K, hadoopized the script, though i've tried it only locally.
I rethought (lazyness convinced me) not to include the indexer parameter.
On Mon, Mar 28, 2011 at 10:43 AM, Julien Nioche <firstname.lastname@example.org> wrote:
you don't need to have 2 and 3. The hadoop commands will work on the local fs in a completely transparent way, it all depends on the way hadoop is configured. It isolates the way data are stored (local or distrib) from the client code i.e Nutch. By adding a separate script using fs, you'd add more confusion and lead beginners to think that they HAVE to use fs.
I apologize for not having yet looked into hadoop in detail but I had understood that it would abstract over the single machine fs.
No problems. It would be worth spending a bit of time reading about Hadoop if you want to get a better understanding of Nutch. Tom White's book is an excellent reference but the wikis and tutorials would be a good start
However, to get up and running after downloading nutch will the script just work or will I have to configure hadoop? I assume the latter.

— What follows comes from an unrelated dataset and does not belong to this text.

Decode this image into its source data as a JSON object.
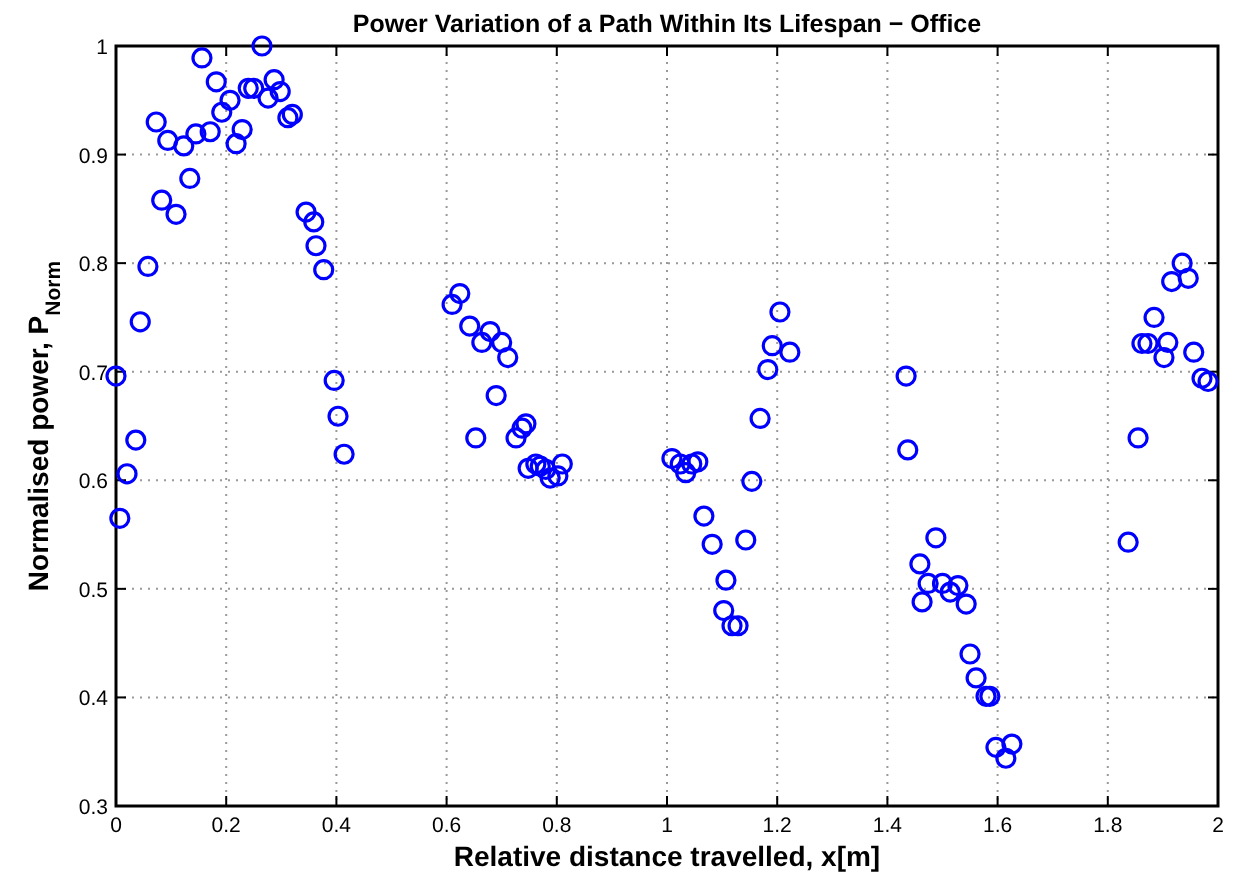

Nope. By default Hadoop uses the local FS. Nutch relies on the Hadoop API for getting its inputs, so when you run it as you did what actually happens is that you are getting the data from the local FS via Hadoop.
I'll look into it and update the script accordingly.From a beginner prospective I like to reduce the magic (at first) and see through the commands, and get up and running asap.
Hence 2. I'll be using 3.
Hadoop already reduces the magic for you :-)
Okay, if so I'll put the equivalent unix commands (mv/rm) in the comment of the hadoop cmds and get rid of 2.
As for the legacy-lucene vs SOLR what about having a parameter to determine which one should be used and have a single script?
Excellent idea. The default is solr for 1 and 3, but one passes parameter 'll' it will use the legacy lucene. The default for 2 is ll since we want to get up and running fast (before knowing what solr is and set it up).
It would be nice to have a third possible value (i.e. none) for the parameter -indexer (besides solr and lucene). A lot of people use Nutch as a crawling platform but do not do any indexing
agreed. Will add that too.
Why do you want to get the info about ALL the urls? There is a readdb -stats command which gives an summary of the content of the crawldb. If you need to check a particular URL or domain, just use readdb -url and readdb -regex (or whatever the name of the param is)At least when debugging/troubleshooting I found it useful to see which urls were fetched and the responses (robot_blocked, etc..).
I can do that examining each $it_crawlddb in turn, since i don't know when that url was fetched (although since the fetching is pretty linear I could also find out, sth. like index in seeds/urls / $it_size.
better to do that by looking at the content of the segments using 'nutch readseg -dump' or using 'hadoop fs -libjars nutch.job segment/SEGMENTNUM/crawl_data' for instance. That's probably not something that most people will want to do so maybe comment it out in your script?
running hadoop in peudo distributed mode and looking at the hadoop web guis (http://localhost:50030) gives you a lot of information about your crawl
It would definitely be better to have a single crawldb in your script.
agreed, maybe again an option and the default is none. But keep every $it_crawldb instead of deleting and merging them.
I should be looking into the necessary Hadoop today and start updating the script accordingly.